Тэлли облизнула губы и почувствовала солоноватость. Это напомнило ей о том дне, когда они с Зейном поцеловались на берегу моря. Это был последний раз, когда она разговаривала с ним, и даже тогда она оттолкнула его. Но почему-то этот момент она прокручивала в голове из раза в раз, медленно и тщательно, наслаждаясь каждым мгновением. Она представляла, что не чувствует дрожи Зейна, что он обнимает ее, крепко и нежно…
По щекам прокатилось что-то теплое.
Тэлли подняла руки вверх и посмотрела на ладошки: они блестели при свете звезд.
«Чрезвычайники не плачут», — подумала Тэлли, и слезы потекли в два раза сильнее.
36. Руины
Прежде чем улететь из города, Тэлли включила наушник. Ее ждали три сообщения. Первое было от Шэй. Она сообщала, что «Резчики» останутся в Диего. После их неоценимой помощи городу, они стали там собственным «героями-защитниками», и власти даже изменили закон, разрешая им не трогать морфологические нарушения. Правда, ногти и зубы пришлось удалить.
Ратуша по-прежнему выглядела, как груда камней. Диего нуждался в любой помощи, которую только способны были предложить другие города. И хотя операции затронули весь континент, в Диего все так же шли беглецы, что только способствовало укреплению Новой Системы.
Раньше, красавцы были идеалом, теперь же этот идеал сменили уродцы.
Возможно, однажды какой-нибудь другой город введет Новую Систему, но в любом случае, Диего навсегда останется самым прогрессирующим городом, в котором все время происходят изменения.

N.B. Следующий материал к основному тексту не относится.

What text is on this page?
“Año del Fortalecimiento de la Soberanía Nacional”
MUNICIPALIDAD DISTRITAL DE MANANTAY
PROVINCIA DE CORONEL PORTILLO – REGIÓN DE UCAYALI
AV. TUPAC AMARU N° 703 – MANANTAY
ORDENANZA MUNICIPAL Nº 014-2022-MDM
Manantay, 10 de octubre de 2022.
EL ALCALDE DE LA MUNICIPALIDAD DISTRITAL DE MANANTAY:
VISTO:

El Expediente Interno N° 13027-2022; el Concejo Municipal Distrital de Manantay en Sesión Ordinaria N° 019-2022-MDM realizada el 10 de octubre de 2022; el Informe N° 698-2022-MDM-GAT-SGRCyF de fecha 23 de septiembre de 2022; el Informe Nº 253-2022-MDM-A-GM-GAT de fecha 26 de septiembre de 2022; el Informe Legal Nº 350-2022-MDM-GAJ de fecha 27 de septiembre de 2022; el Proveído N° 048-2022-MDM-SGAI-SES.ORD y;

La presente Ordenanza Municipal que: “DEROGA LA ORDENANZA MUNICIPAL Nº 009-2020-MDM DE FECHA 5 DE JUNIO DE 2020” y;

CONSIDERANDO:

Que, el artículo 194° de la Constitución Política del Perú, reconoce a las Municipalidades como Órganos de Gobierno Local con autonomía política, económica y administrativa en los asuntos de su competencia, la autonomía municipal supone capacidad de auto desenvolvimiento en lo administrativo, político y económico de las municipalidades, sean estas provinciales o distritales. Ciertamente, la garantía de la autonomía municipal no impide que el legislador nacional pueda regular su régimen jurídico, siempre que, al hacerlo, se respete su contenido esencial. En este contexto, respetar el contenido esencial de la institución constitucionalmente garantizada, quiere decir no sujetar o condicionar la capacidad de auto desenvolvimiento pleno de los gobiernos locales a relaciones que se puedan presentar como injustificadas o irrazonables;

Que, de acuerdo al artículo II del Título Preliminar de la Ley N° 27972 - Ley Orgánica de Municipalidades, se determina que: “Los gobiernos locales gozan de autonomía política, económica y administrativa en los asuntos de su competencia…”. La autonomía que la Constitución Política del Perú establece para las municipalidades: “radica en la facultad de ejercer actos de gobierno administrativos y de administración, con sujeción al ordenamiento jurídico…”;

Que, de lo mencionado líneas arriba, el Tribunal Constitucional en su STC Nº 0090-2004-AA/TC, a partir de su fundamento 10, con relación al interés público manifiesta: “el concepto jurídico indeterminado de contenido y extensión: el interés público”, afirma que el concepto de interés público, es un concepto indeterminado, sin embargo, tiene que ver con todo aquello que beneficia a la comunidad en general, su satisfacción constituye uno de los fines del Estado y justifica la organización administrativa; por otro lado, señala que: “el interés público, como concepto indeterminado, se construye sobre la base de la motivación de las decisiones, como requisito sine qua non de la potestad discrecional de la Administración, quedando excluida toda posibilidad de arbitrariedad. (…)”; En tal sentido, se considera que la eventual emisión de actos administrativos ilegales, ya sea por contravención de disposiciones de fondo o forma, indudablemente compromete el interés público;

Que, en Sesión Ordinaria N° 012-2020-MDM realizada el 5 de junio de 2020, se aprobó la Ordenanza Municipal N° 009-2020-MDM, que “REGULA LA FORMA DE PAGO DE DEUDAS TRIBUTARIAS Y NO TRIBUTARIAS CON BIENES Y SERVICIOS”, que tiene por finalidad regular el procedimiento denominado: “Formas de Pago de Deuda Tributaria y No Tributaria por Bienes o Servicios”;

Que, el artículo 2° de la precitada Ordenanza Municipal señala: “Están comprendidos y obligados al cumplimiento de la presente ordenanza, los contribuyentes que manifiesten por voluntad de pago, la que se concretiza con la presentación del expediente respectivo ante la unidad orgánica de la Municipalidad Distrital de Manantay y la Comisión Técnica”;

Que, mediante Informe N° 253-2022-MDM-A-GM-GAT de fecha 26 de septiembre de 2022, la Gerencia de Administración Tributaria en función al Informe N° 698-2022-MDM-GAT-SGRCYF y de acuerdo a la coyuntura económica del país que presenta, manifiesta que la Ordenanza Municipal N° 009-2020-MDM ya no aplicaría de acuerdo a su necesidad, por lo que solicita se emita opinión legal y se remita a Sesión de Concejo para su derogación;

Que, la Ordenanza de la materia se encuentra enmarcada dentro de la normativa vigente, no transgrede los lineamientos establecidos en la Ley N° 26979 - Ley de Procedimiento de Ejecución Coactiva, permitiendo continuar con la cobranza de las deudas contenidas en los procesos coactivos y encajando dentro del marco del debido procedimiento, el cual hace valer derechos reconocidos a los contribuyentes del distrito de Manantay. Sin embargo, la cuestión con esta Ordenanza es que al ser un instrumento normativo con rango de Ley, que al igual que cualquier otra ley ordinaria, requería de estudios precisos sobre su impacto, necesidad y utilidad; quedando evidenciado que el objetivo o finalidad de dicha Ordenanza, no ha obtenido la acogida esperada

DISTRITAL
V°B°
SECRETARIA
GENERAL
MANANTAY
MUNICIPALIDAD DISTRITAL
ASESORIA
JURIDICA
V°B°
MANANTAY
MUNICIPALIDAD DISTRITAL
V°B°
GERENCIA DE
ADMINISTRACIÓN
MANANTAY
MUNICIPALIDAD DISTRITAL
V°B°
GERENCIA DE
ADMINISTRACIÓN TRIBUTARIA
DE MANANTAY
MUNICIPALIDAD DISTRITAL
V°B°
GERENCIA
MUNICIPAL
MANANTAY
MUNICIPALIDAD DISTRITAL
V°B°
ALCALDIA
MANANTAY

К сообщению Шэй прикладывались ежедневные рассказы о том, с какими трудностями сталкивались «резчики», когда помогали городу. Казалось, что Шэй решила обложить Тэлли подробностями, чтобы та помогла им, как только ее освободят.
И все же Шэй кое о чем сожалела.
Истребление чрезвычайников охватило весть мир, поэтому, естественно, эта новость дошла и до них. «Резчики» отчаянно хотели прилететь и спасти Тэлли, но после того, как стали защитниками города, они не могли так просто взять и улететь. Тем более, это развязало бы новую войну, а ведь город еще не отошел от прошлой.
Тэлли понимала это, правильно?
И все же Тэлли Янгблад была «резчиком». Или все же…
Второе сообщение было от матери Дэвида Мэдди.
Она сказала, что Дэвид покинул Диего и отправился в дикую местность. Дымники распространились по континенту, чтобы по-прежнему контрабандой доставлять таблетки в те города, которые все еще проводили операции красоты. Беглецы стекались по всему миру, вдохновленные слухами из разных концов света.
Весь мир ждал свободы, и Тэлли хотела бы протянуть руку помощи.
Мэдди закончила словами: «если вдруг увидишь моего сына, передай ему, что я люблю его».